By Patricia Tanumihardja, The Asian Grandmothers Cookbook
Adapted from "The Chinese Takeout Cookbook" by Diana Kuan
Diana uses a light Philadelphia-style eggless base for this delicious dessert infused with a hint of vanilla and the more dramatic nutty fragrance and flavor of black sesame, which is almost akin to dark chocolate or French roast coffee. I lightened it up a little and used half-and-half instead of heavy cream for a fluffier gelato-like texture. If you can actually resist gorging, the ice cream stores well in the freezer for up to a week.
Makes: 1 quart
Time: 10 minutes, active
2 cups half-and-half, or heavy cream
3/4 cup sugar
1/8 teaspoon salt
2 cups whole milk
1/2 teaspoon pure vanilla extract
1/4 cup black sesame seeds
Special equipment:
Spice grinder
Ice cream maker
1. Combine 1 cup of the heavy cream, the sugar, and salt in a large bowl and whisk until the sugar is completely dissolved.

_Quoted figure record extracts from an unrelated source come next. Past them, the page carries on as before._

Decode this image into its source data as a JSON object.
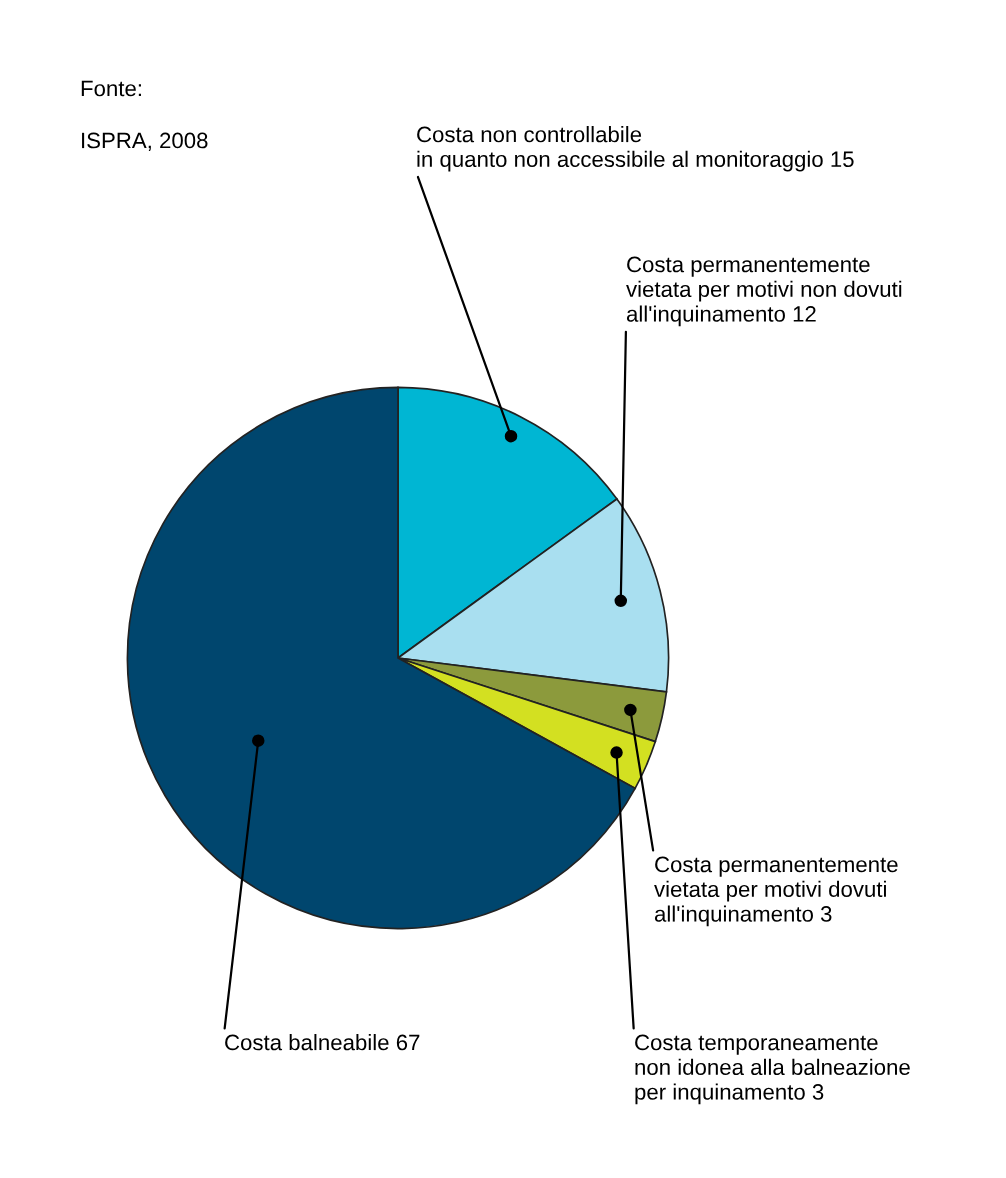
{
  "chart_data": {
    "type": "pie",
    "categories": [
      "Costa non controllabile\nin quanto non accessibile al monitoraggio 15",
      "Costa permanentemente\nvietata per motivi non dovuti\nall'inquinamento 12",
      "Costa permanentemente\nvietata per motivi dovuti\nall'inquinamento 3",
      "Costa temporaneamente\nnon idonea alla balneazione\nper inquinamento 3",
      "Costa balneabile 67"
    ],
    "values": [
      15,
      12,
      3,
      3,
      67
    ],
    "colors": [
      "#00b6d3",
      "#a9dff0",
      "#8c9a3c",
      "#d3e021",
      "#00466e"
    ],
    "legend": false,
    "annotations": [
      "Fonte:",
      "ISPRA, 2008"
    ]
  }
}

2. Stir in the remaining 1 cup heavy cream, the milk, and vanilla extract. Cover and chill in the fridge for at least 1 hour. (If you are in a hurry, skip this step.)
3. Grind the sesame seeds in a clean spice grinder for about 5 seconds until they turn into a coarse powder. Don’t grind for too long as the seeds will turn into a paste.
4. Pour the mixture into your ice cream maker and slowly pour in the ground black sesame. Churn according to the manufacturer’s instructions. Transfer the ice cream to a freezer-safe container and freeze for at least four hours or overnight.